Riot tłumaczy, dlaczego nie stworzy kolejki tylko i wyłącznie dla toksycznych graczy LoLa
Gracze League of Legends chwalą walkę ze smurfami i proszą o coś podobnego dla toksycznych graczy.
Ponad 20 dni temu do LoLa została wprowadza 19 aktualizacja tego sezonu. Oprócz nowych skórek i próby zbalansowania kilku bohaterów, Riot zmienił nieco kolejkę rankingową. Od tego momentu gracze z wysokim wskaźnikiem wygranych bardzo często grają na innych, stojących na podobnym poziomie. Społeczność postanowiła poprosić deweloperów o coś podobnego dla toksycznych użytkowników.
Toksyczni grają oddzielnie?
Wprowadzony 16 września patch 10.19 przyniósł do gry sporo nowości. Graczom najbardziej podobała się jednak zmiana oddzielająca smurfów od zwykłych graczy za pomocą ukrytej drugiej kolejki. Jak możemy wyczytać w tym artykule, w większości przypadków zmuszeni są oni do grania między sobą, co znacznie komplikuje sprawę, a łatwe wygrane w niskich dywizjach, nie są już takie łatwe.
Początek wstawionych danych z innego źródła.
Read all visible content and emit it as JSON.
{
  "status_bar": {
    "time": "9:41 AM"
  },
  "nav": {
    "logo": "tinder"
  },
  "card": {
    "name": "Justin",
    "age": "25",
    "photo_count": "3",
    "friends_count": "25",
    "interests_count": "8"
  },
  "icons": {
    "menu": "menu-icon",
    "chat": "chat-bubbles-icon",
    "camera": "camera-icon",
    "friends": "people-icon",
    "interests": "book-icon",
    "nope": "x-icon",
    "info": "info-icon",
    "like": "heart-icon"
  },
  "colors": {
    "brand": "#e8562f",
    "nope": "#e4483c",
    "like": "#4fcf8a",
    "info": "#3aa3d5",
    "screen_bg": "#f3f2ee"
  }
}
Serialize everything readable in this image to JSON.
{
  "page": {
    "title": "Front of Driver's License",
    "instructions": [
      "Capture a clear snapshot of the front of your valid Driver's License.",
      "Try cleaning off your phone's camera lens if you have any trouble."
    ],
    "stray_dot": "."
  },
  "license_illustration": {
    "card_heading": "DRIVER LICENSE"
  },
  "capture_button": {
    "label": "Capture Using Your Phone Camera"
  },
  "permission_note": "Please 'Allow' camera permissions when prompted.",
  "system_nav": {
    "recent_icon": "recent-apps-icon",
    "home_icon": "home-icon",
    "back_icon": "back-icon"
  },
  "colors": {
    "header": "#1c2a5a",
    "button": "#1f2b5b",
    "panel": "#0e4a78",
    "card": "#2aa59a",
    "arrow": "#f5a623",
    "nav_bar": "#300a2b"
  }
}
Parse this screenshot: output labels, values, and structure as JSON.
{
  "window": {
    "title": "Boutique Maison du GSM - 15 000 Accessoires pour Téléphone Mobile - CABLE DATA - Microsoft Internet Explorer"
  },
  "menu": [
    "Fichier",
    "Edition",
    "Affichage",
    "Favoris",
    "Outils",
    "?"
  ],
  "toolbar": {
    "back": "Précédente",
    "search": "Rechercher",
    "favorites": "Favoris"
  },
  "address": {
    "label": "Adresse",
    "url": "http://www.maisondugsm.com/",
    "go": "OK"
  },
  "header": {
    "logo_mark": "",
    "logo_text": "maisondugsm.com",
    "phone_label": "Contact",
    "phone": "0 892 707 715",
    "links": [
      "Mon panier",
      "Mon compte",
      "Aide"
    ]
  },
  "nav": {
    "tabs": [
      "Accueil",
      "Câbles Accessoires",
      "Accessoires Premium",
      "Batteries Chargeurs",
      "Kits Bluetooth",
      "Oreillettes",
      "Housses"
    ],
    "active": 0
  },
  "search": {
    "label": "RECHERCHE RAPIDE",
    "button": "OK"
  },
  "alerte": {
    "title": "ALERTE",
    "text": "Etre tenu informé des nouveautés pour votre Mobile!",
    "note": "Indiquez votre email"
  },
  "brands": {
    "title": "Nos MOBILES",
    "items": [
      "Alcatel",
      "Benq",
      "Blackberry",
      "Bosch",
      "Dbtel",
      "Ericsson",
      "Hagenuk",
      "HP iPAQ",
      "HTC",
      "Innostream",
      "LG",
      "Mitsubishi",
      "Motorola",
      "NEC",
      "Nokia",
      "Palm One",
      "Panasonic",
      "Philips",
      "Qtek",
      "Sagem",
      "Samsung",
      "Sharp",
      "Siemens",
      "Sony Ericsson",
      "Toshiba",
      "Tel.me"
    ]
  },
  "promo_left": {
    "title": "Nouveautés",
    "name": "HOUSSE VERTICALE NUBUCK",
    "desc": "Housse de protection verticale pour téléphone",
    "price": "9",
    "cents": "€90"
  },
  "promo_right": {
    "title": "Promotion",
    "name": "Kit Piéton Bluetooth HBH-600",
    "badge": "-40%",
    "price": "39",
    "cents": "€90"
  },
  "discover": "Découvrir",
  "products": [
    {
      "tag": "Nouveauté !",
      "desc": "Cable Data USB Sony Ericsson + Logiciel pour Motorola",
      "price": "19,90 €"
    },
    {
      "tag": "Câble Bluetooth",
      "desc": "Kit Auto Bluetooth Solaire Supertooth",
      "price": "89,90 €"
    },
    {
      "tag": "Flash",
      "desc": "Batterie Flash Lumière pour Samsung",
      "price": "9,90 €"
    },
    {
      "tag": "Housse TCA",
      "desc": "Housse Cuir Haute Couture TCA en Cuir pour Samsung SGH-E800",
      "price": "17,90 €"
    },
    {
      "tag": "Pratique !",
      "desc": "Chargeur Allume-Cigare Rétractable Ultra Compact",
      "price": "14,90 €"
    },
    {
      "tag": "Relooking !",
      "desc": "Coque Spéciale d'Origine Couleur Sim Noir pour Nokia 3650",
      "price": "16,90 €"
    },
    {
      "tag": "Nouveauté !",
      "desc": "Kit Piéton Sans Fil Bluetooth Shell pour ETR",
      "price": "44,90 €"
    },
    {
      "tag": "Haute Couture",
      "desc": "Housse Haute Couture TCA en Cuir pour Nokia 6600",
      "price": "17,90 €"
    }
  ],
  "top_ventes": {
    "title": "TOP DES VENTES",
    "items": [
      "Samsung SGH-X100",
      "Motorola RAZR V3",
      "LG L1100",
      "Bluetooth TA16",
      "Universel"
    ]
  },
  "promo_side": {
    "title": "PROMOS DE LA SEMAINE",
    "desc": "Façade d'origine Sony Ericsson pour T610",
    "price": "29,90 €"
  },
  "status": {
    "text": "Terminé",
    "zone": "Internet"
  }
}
ZOBACZ – Kiedy pojawią się prestiżowe skiny dla Kai’Sy i Soraki w LoLu? Wszystko, co o nich wiadomo
Po tym sukcesie gracze poprosili twórców League of Legends o wprowadzenie czegoś podobnego, bazującego na zachowaniu. Co ciekawe, takie rozwiązanie było rozważane przez dewelopera, ponad cztery lata temu. Ostatecznie jednak Riot wierzył w poprawę zachowania i nie chciał karać przywoływaczy „więzienną wyspą”.
Wiemy, że większość negatywnych zachowań w grach jest wynikiem błędnych przypadkowych decyzji, a nie psucia gry innym z premedytacją. Ten fakt stanowi podstawowy powód, dla którego możliwość poprawy jest centralnym aspektem wielu naszych założeń projektowych. Zatem dopóki możliwość poprawy stanowi dla nas podstawową wartość (podpowiedź: zawsze będzie dla nas podstawową wartością), nie możemy wrzucić (nawet na krótko) 10 niesportowo zachowujących się graczy do jeszcze bardziej niesportowych gier i spodziewać się, że czegoś się nauczą i wrócą na dobrą drogę.
Drugim powodem, dlaczego do tej pory nie ma czegoś takiego, są „koszmarne przeżycia”, których doświadczą „więźniowie” zamknięci w tego typu kolejce.
Jeśli ześlemy niesportowo zachowujących się graczy do ich własnej kolejki, spotkają się z szeregiem problemów, które automatycznie sprawią, że gra w League of Legends stanie się beznadziejna. To jasne, że w takiej kolejce pojawiałoby się znacznie więcej negatywnego zachowania — ale pomniejszona pula graczy oznaczałaby także tragicznie długie czasy oczekiwania i niesprawiedliwe dobieranie przeciwników. Podchodząc do sprawy emocjonalnie chciałoby się powiedzieć, że tamci sobie na to zasłużyli, ale to stoi w jawnej sprzeczności z naszymi założeniami, że najważniejszą wartością są dobre doznania graczy podczas gry.
Być może po czterech latach i wprowadzeniu w międzyczasie poziomów honoru, Riot przemyślał sprawę i zacznie dobierać graczy na podstawie zachowania. Na ten moment jednak w temacie nie wypowiedział się żaden z pracowników.